- The paper introduces a disaggregated inference framework that partitions LLM serving into a prefill and decode stage to optimize GPU resource utilization.
- It demonstrates that deploying heterogeneous GPUs with specialized strengths enhances throughput, reduces latency, and efficiently manages VRAM.
- A two-step optimization algorithm jointly configures parallel strategies and P-D ratios, validated by comprehensive simulation under varied QPS demands.
Disaggregated Prefill and Decoding Inference System for LLM Serving on Multi-Vendor GPUs
Introduction
The inference system of LLMs is pivotal in achieving rapid and accurate responses in user applications. With the proliferation of model sizes, balancing computational requirements and VRAM consumption becomes increasingly challenging. This paper introduces a novel disaggregated inference framework that leverages heterogeneous GPU resources across multiple vendors to optimize resource utilization and minimize costs.
Figure 1: System architecture.
System Design
This paper proposes a P-D disaggregated inference system that effectively partitions the inference process into a prefill stage and a decode stage. Prefill focuses on the generation of the first token, which demands significant computational power, while decode manages the subsequent token generation and is intensive in VRAM usage. By deploying GPUs with specific strengths—as illustrated, GPUs with higher computational power serve the prefill stage, whereas GPUs excelling in memory access capabilities handle the decode stage—the system enhances efficiency and resource utilization.
Figure 2: Workflow of P-D disaggregated Inference System.
Heterogeneous Compatible Transmission Module
To facilitate data interchange between diverse GPU architectures, a heterogeneous compatible transmission module is designed. This module tackles the disparity in VRAM management across different GPU vendors. It executes operations such as layout conversion, aligning block sizes, and managing parallel strategies to ensure inter-GPU compatibility. The alignment system aligns parallel strategies between varied GPUs, optimizing data transfer processes critical in asynchronous computing environments.
Figure 3: VRAM Management Alignment.
Figure 4: Heterogeneous Parallel Strategy Alignment.
Joint Optimization of Parallel Strategy and P-D Ratio
The optimization of deployment strategies is addressed through a two-step algorithm that calculates ideal configurations for the system's parallel strategies and the ratio of P to D instances. This method maximizes throughput while adhering to constraints on time and VRAM capacity, ensuring efficient handling of high QPS user demands.
Simulator Design
The simulator builds a comprehensive system model that integrates transformer structures, hardware features, and framework optimizations. By simulating various operational scenarios, the simulator aids in refining the joint optimization algorithm, ensuring robust model performance across diverse inference contexts.
Figure 5: Simulator Model.
Extensive evaluations demonstrate that the P-D disaggregated inference system significantly enhances computational throughput and reduces latency:


Figure 6: Influence of Different Context Lengths.

Figure 7: Influence of P-D Ratio(256+256, QPS2).

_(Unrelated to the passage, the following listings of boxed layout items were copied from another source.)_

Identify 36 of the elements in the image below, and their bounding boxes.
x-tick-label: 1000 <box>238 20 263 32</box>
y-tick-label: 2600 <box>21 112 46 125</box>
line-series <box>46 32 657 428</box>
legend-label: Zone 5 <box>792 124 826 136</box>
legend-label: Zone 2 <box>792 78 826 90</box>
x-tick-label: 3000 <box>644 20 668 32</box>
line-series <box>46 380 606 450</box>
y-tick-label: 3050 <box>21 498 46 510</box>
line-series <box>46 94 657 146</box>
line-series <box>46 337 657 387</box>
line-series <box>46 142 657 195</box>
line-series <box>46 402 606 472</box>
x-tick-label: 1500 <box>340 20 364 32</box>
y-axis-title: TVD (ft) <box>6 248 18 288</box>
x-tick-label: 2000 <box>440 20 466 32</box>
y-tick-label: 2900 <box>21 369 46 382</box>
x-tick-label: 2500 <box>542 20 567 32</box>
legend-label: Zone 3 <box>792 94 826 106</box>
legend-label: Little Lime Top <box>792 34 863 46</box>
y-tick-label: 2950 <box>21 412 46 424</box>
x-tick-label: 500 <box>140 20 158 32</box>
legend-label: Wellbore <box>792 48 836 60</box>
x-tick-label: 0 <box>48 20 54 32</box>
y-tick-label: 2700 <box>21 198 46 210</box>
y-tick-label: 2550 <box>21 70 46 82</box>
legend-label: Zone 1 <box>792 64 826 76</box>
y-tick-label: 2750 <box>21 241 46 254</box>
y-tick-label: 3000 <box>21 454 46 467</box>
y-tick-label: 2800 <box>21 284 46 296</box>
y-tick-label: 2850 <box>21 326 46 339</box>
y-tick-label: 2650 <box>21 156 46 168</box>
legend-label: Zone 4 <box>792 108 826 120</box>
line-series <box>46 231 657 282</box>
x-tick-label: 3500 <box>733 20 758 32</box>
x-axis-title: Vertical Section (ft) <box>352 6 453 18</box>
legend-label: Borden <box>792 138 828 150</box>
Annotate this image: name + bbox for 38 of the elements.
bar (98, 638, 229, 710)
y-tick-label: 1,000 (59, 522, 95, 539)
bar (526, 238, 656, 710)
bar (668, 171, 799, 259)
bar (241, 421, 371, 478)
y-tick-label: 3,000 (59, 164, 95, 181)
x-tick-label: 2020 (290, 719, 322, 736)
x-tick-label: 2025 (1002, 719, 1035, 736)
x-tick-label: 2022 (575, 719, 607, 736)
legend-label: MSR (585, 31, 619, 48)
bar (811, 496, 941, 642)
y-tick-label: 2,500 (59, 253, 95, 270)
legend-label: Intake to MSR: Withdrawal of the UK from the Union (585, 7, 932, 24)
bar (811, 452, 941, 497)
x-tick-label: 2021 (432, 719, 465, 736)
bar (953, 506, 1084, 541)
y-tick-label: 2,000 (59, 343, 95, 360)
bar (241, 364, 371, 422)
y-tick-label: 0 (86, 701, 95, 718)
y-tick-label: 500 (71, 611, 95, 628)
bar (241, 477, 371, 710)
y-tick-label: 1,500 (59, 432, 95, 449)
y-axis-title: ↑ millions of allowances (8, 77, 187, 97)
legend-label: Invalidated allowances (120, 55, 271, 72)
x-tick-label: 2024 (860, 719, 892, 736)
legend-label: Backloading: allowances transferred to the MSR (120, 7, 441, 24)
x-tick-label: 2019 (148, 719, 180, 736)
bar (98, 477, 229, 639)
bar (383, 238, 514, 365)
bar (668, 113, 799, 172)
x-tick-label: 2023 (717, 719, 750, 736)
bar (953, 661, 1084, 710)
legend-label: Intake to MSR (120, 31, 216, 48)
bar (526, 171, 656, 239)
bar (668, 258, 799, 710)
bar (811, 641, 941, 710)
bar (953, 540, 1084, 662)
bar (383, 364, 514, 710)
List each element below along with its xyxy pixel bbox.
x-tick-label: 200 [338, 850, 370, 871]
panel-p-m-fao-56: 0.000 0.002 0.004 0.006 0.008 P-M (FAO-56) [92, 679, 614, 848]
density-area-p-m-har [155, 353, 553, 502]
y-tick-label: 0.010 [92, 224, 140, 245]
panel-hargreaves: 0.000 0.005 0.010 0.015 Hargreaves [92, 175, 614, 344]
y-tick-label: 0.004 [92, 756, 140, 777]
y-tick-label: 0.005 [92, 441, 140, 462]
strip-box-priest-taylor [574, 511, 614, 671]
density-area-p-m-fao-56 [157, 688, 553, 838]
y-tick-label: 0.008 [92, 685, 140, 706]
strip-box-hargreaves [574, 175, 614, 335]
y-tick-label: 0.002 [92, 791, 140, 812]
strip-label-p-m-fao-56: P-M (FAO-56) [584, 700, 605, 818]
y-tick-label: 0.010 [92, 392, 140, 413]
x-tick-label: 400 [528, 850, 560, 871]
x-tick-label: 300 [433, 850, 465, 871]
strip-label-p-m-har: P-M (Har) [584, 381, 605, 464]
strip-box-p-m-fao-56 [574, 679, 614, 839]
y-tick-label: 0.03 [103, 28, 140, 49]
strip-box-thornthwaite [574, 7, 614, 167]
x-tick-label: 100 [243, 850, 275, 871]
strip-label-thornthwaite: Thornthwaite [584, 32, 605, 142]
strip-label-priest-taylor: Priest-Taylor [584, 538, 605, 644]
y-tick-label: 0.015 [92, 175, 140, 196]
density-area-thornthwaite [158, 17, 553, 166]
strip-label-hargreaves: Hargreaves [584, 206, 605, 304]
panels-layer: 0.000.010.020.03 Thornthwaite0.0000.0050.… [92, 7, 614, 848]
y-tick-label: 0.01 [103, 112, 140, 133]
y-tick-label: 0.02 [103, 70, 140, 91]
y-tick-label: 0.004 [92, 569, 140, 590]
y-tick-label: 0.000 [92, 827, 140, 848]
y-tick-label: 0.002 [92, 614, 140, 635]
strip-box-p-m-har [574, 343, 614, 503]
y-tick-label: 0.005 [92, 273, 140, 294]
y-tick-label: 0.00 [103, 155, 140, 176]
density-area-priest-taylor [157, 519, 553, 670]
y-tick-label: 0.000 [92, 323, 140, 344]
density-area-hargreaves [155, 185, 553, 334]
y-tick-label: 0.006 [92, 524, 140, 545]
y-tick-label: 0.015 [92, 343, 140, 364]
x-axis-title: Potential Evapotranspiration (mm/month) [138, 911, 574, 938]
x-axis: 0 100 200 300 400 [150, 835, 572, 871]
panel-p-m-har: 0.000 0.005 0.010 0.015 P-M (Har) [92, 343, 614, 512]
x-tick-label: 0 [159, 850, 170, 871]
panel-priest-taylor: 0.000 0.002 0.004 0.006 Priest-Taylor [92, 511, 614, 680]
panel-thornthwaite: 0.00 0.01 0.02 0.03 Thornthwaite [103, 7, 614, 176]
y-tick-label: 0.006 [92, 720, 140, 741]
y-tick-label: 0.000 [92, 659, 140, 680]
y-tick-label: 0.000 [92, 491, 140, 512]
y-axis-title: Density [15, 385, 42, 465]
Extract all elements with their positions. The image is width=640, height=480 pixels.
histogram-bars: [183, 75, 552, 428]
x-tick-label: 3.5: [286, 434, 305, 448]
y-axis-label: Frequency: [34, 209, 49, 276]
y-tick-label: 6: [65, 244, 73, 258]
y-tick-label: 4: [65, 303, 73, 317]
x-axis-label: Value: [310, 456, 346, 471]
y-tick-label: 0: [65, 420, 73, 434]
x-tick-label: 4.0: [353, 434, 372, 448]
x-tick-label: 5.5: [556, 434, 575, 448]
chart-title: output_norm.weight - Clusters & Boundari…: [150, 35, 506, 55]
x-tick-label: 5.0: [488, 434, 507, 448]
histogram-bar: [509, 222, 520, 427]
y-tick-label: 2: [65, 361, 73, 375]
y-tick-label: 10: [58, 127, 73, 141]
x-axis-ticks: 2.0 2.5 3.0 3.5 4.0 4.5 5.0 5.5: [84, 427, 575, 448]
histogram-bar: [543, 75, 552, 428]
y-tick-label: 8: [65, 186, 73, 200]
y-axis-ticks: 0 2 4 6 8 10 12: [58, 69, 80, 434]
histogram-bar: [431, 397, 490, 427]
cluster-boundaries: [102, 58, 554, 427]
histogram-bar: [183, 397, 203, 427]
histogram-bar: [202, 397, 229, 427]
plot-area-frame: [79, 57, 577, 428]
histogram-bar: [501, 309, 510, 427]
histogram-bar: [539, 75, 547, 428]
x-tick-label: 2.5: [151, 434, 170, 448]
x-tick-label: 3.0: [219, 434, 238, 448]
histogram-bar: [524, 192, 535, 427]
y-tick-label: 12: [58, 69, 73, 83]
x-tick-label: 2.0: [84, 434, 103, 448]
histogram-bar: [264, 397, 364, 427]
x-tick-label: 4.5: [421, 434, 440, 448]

Figure 8: Influence of P-D Ratio(1024+1024, QPS3).
Performance metrics indicate the system's superior handling of varied context lengths and its flexibility in adjusting P-D ratios to optimize processing speed and resource utilization.
Influence of Heterogeneous P-D Strategies
Deploying heterogeneous GPU architectures across different vendors distinctly impacts system performance, allowing for bespoke enhancements that accommodate larger-scale demands without the constraints of inner-system homogeneity.


Figure 9: Influence of Heterogeneous P-D(512+1024, QPS3).

Figure 10: Influence of Heterogeneous P-D(1024+1024, QPS2).
Conclusion
The paper provides compelling evidence that a heterogeneous P-D disaggregated inference framework offers tangible benefits in LLM deployment scenarios. It effectively leverages diverse GPU architecture capabilities to maximize throughput, reduce latency, and minimize infrastructure costs, paving the way for more efficient and adaptable LLM applications across various industries. Future work will focus on refining transmission latencies and optimizing parallel computing strategies to further enhance system capabilities.